Clinical and biochemical characteristics by pericardial and hepatic fat
Baseline demographic, clinical, and biochemical measures at exam 1 stratified by pericardial fat quartiles are shown in Table 1. Compared to those in the lowest quartile (least pericardial fat), MESA study participants in the highest quartile of pericardial fat were more likely to be older men with dysglycemia (by diabetes status, fasting glucose, and HOMA-IR), proatherogenic dyslipidemia (lower high-density lipoprotein, higher triglycerides), systemic inflammation (by C-reactive protein, plasminogen activator inhibitor 1, and fibrinogen), greater weight, and more proteinuria. We observed similar results with hepatic fat (Online Table 1).
Pericardial fat but not liver steatosis is associated with incident CV disease, independent of systemic effects of adiposity
Over a median follow-up of 12.2 (interquartile range: 11.6 to 12.8) years, study participants experienced 337 hard ASCVD events, 481 all-cause CVD, 192 incident HF events, 219 hard CHD events, 549 deaths from any cause, and 142 strokes. The unadjusted annualized event rates for hard ASCVD, hard CHD, death, and HF are shown in Figure 1 and for all-cause CVD and stroke are shown in Online Figure 1. Pericardial, but not hepatic, fat was associated with a progressive rise in risk of all-cause CVD, hard ASCVD, and HF. In adjusted Cox regression, for each standard deviation increase in pericardial fat, there was a 22% increase in incident hard ASCVD events (hazard ratio: 1.22; 95% confidence interval [CI]: 1.10 to 1.35; p = 0.0001) (Table 2), with similar associations for other outcomes. Across quartiles, increased pericardial fat was consistently associated with worsening outcomes (Online Figure 2). Conversely, there was no relationship between liver fat by CT and any of these endpoints in either event rate or Cox regression models (Table 2). There was no evidence of effect modification by sex, race, age, diabetes, or metabolic syndrome.
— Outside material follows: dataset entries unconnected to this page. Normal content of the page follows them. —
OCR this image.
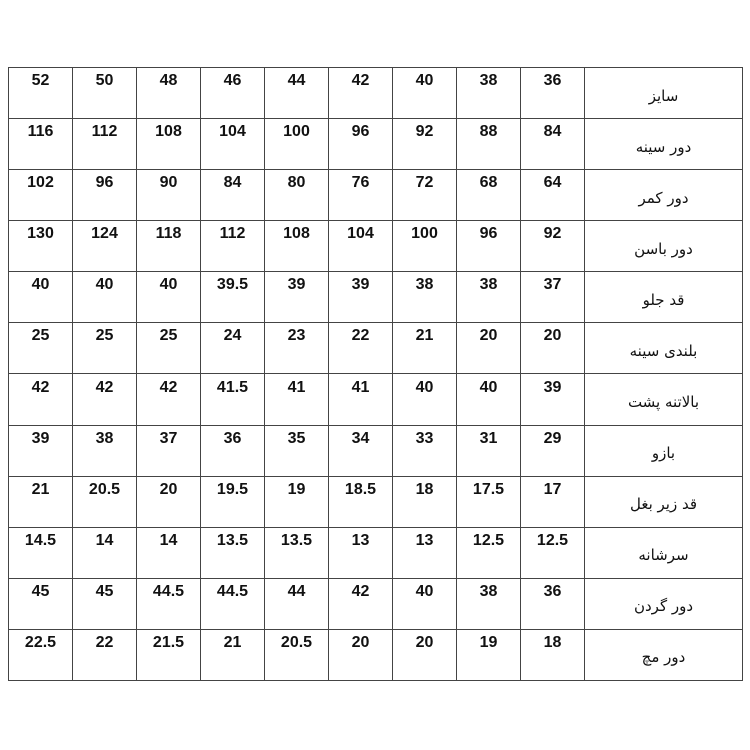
52	50	48	46	44	42	40	38	36	سایز
116	112	108	104	100	96	92	88	84	دور سینه
102	96	90	84	80	76	72	68	64	دور کمر
130	124	118	112	108	104	100	96	92	دور باسن
40	40	40	39.5	39	39	38	38	37	قد جلو
25	25	25	24	23	22	21	20	20	بلندی سینه
42	42	42	41.5	41	41	40	40	39	بالاتنه پشت
39	38	37	36	35	34	33	31	29	بازو
21	20.5	20	19.5	19	18.5	18	17.5	17	قد زیر بغل
14.5	14	14	13.5	13.5	13	13	12.5	12.5	سرشانه
45	45	44.5	44.5	44	42	40	38	36	دور گردن
22.5	22	21.5	21	20.5	20	20	19	18	دور مچ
Addition of pericardial fat to clinical parameters and coronary calcium score resulted in favorable risk reclassification for all outcomes (NRI for hard ASCVD: 0.257; 95% CI: 0.164 to 0.442) and improved risk discrimination for all outcomes except stroke (relative IDI for hard ASCVD: 5.9%; 95% CI: 1.5% to 10.7%). Addition of liver attenuation to clinical models and calcium score did not result in improved risk reclassification for any outcome except death from any cause (NRI: 0.177; 95% CI: 0.086 to 0.273). Liver attenuation did not improve risk discrimination for any of the outcomes studied.
Pericardial fat and liver steatosis are associated with adverse LV remodeling, independent of systemic effects of adiposity and hepatic fat
Given the association between pericardial fat and outcomes, we investigated whether extent of pericardial fat was related to cardiac geometry and function. CMR indices of myocardial structure and function are shown in Table 3, stratified by pericardial fat. Relative to participants in the lowest quartile, those with the highest pericardial fat volume had greater LV mass and more concentric LV remodeling. There was no difference in LVEF, which was preserved by pericardial fat.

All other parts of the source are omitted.